М а т ь. Не было того дня, чтобы не вспоминала ее. Все ждала ее. Вот, думаю, вернется Катенька, моя зорька ясная, выйдет замуж, и я буду ее внучат растить да радоваться…
Е в л а м п и й. Мать, а каким образом она погибла? Вам писали ее сослуживцы?
М а т ь. А как же, писали. Их часть попала в окружение в Восточной Пруссии. Когда стало совсем худо, командир полка приказал переправить Боевое знамя в штаб армии. Но люди, которые пошли со знаменем, погибли. Когда Катя узнала, что они погибли, она вызвалась сама доставить знамя. Но тоже была убита. Ее нашли только через месяц в озере. И знамя нашли. Оно при ней было, под гимнастеркой. (Плачет.)
Е в л а м п и й (обнимает мать). Не надо, мать!..
М а т ь. Веришь, сынок, до сих пор не верится, что нет нашей Катюши. Похоронную получили — не поверила. А потом письма стала получать от ее однополчан, и так хорошо писали про Катеньку, про ее службу, про то, как она Боевое красное знамя полка спасла, читала я их и плакала.
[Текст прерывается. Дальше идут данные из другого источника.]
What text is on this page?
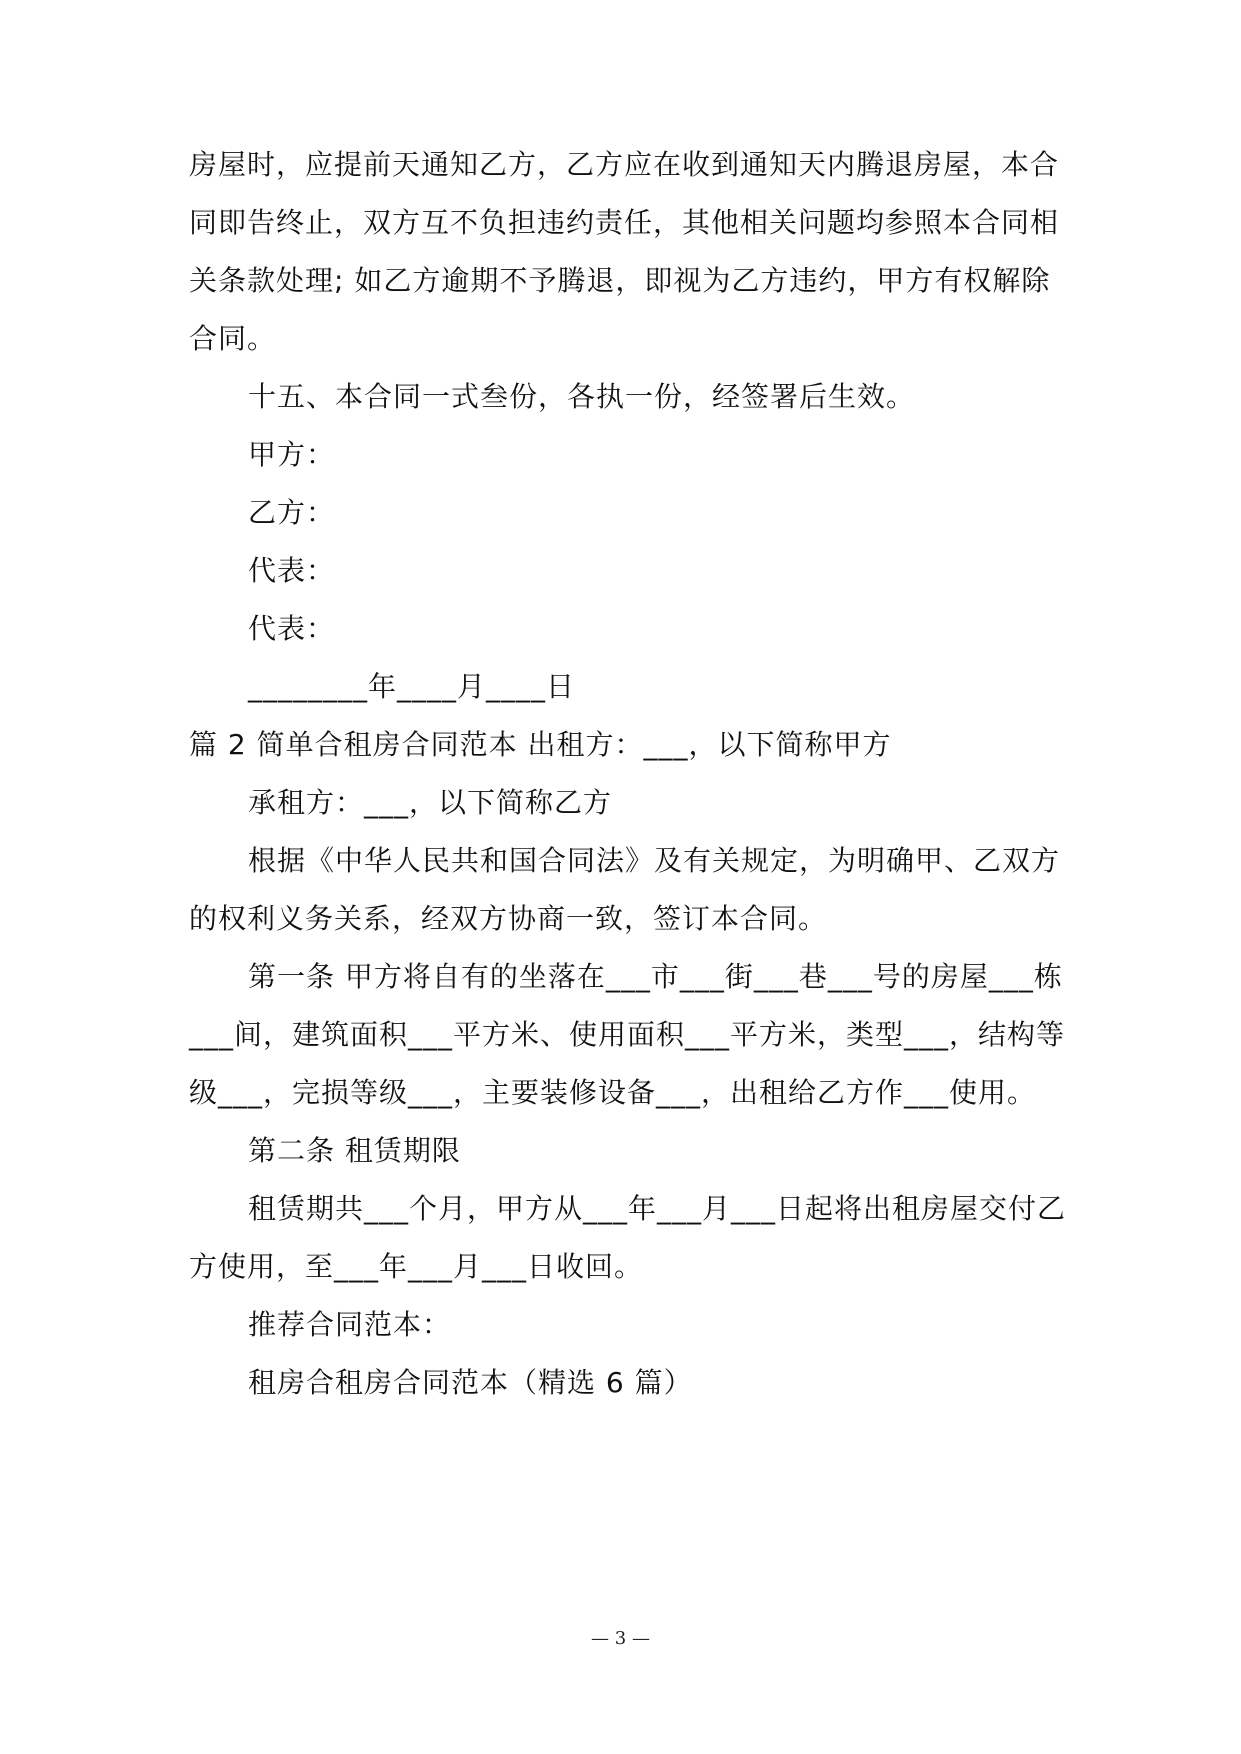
房屋时，应提前天通知乙方，乙方应在收到通知天内腾退房屋，本合
同即告终止，双方互不负担违约责任，其他相关问题均参照本合同相
关条款处理; 如乙方逾期不予腾退，即视为乙方违约，甲方有权解除
合同。
十五、本合同一式叁份，各执一份，经签署后生效。
甲方：
乙方：
代表：
代表：
________年____月____日
篇 2 简单合租房合同范本 出租方：___，以下简称甲方
承租方：___，以下简称乙方
根据《中华人民共和国合同法》及有关规定，为明确甲、乙双方
的权利义务关系，经双方协商一致，签订本合同。
第一条 甲方将自有的坐落在___市___街___巷___号的房屋___栋
___间，建筑面积___平方米、使用面积___平方米，类型___，结构等
级___，完损等级___，主要装修设备___，出租给乙方作___使用。
第二条 租赁期限
租赁期共___个月，甲方从___年___月___日起将出租房屋交付乙
方使用，至___年___月___日收回。
推荐合同范本：
租房合租房合同范本（精选 6 篇）
— 3 —
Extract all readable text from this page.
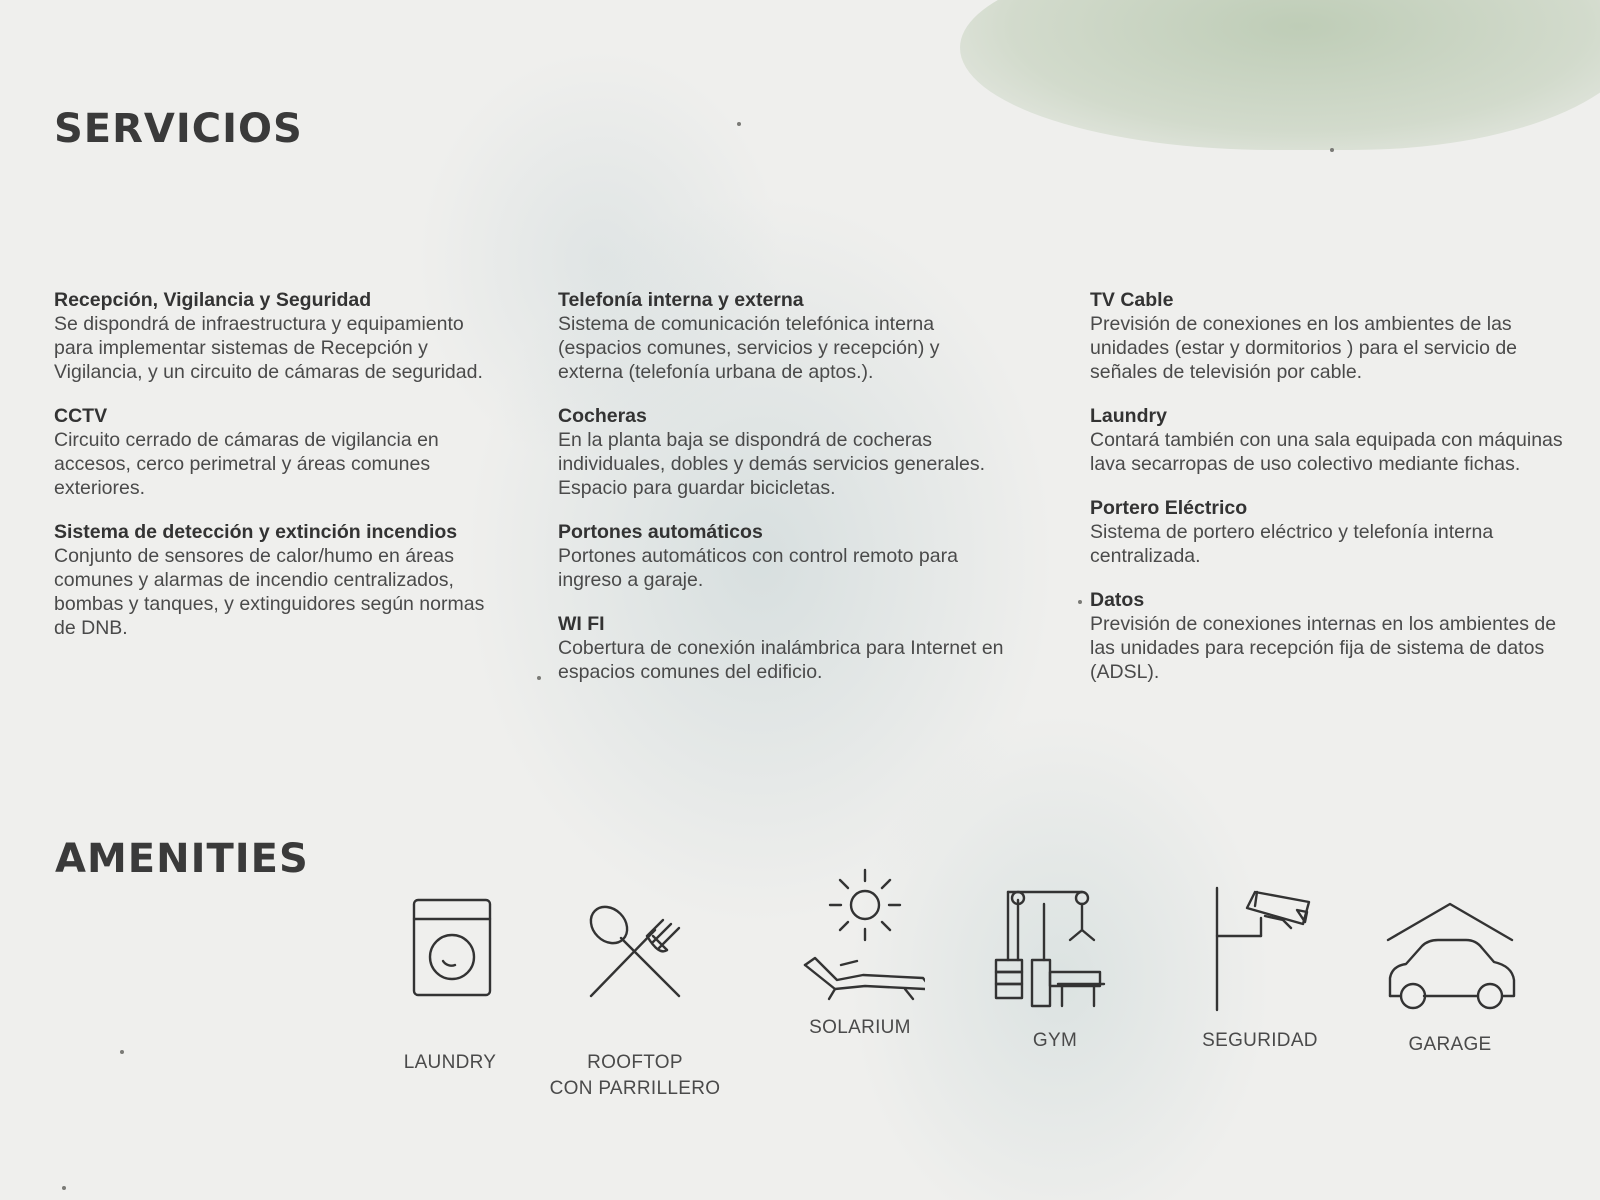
SERVICIOS
Recepción, Vigilancia y Seguridad
Se dispondrá de infraestructura y equipamiento para implementar sistemas de Recepción y Vigilancia, y un circuito de cámaras de seguridad.
CCTV
Circuito cerrado de cámaras de vigilancia en accesos, cerco perimetral y áreas comunes exteriores.
Sistema de detección y extinción incendios
Conjunto de sensores de calor/humo en áreas comunes y alarmas de incendio centralizados, bombas y tanques, y extinguidores según normas de DNB.
Telefonía interna y externa
Sistema de comunicación telefónica interna (espacios comunes, servicios y recepción) y externa (telefonía urbana de aptos.).
Cocheras
En la planta baja se dispondrá de cocheras individuales, dobles y demás servicios generales. Espacio para guardar bicicletas.
Portones automáticos
Portones automáticos con control remoto para ingreso a garaje.
WI FI
Cobertura de conexión inalámbrica para Internet en espacios comunes del edificio.
TV Cable
Previsión de conexiones en los ambientes de las unidades (estar y dormitorios ) para el servicio de señales de televisión por cable.
Laundry
Contará también con una sala equipada con máquinas lava secarropas de uso colectivo mediante fichas.
Portero Eléctrico
Sistema de portero eléctrico y telefonía interna centralizada.
Datos
Previsión de conexiones internas en los ambientes de las unidades para recepción fija de sistema de datos (ADSL).
AMENITIES
LAUNDRY	ROOFTOP
CON PARRILLERO
SOLARIUM
GYM	SEGURIDAD	GARAGE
А потом нам Указ Президиума Верховного Совета из Москвы прислали, где говорится, что она за спасение знамени удостоена звания Героя Советского Союза. А совсем недавно ее вещички прислали. Пришлось поверить, сынок. Хотя я и теперь все еще ее жду. Жду, а чего — сама не знаю. Особенно тяжко стало, когда начали с фронта возвращаться. Смотришь иной раз в окно — идут по улице веселые, счастливые, при орденах, и думаешь: вот так и наша Катя теперь бы… Мы ведь заодно и тебя похоронили. Ты только не обижайся — мы ведь за всю войну от тебя ни одной весточки не получили. Всякие мысли лезли в голову.
Е в л а м п и й. Я тоже ничего не знал о вас.
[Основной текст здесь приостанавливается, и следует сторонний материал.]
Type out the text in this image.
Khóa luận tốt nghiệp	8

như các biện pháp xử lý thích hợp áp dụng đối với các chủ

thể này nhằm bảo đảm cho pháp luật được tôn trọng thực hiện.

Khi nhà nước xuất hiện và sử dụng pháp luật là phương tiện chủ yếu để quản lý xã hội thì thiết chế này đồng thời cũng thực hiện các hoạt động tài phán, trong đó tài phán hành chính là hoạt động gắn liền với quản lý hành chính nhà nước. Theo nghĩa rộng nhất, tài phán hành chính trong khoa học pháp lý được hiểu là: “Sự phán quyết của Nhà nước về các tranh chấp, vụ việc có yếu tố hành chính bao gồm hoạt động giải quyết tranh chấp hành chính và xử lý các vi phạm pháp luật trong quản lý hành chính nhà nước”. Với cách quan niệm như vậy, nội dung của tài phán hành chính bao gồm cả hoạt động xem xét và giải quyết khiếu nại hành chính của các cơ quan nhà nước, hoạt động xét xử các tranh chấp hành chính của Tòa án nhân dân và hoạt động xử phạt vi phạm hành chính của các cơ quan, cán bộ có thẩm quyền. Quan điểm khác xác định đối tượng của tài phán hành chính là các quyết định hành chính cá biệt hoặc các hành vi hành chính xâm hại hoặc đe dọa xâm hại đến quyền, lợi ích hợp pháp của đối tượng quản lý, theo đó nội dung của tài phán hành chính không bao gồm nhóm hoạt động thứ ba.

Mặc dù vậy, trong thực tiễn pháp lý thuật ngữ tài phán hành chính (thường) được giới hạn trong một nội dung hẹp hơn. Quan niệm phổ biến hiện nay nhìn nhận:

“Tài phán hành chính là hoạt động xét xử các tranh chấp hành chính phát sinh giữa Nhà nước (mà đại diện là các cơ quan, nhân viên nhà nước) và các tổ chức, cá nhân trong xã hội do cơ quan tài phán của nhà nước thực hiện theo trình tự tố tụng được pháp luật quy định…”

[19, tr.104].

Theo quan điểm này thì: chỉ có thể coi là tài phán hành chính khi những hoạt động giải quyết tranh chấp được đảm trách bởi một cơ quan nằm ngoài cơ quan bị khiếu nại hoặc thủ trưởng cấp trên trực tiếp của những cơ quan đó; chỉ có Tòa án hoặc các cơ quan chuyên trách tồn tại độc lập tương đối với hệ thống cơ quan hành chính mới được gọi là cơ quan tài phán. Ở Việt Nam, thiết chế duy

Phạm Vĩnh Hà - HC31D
М а т ь. Ну, слава богу, хоть ты вернулся здоровым-невредимым. Тебе чего на завтрак приготовить — яичницу с салом или петушка забить, а?
Е в л а м п и й. Ничего не надо, мать! Отвари чугунок картошки — и дело с концом.
М а т ь. Чугунок картошки? А ну тебя, Евлампий, скажешь тоже! Мы хоть и не шибко богато живем, а сына приветить найдем чем. Вот смотрю я на тебя и своим глазам не верю. Живой! Знаешь, сынок, про тебя тут такой слух пустили, что страшно подумать.
Е в л а м п и й. Это какой же?
М а т ь. Вспоминать негоже! От зависти, видать, болтали.
Е в л а м п и й. Чего болтали-то?..
М а т ь. А то, что ты якобы у немцев служил.
Е в л а м п и й. Ну, и вы поверили?
М а т ь. Что ты, Евлампий! Не могли мы поверить. Слух он есть слух.
Е в л а м п и й. А что с Митяем?
М а т ь. В сорок пятом в армию взяли. Год послужил и вернулся.
Е в л а м п и й. Он приезжал к вам?
М а т ь. Один раз был с женой и сыном. Он в Колпине мастером на заводе работает. Хорошо живет! Жена врач! Ну что ж, пойду-ка я что-нибудь приготовлю. (Уходит.)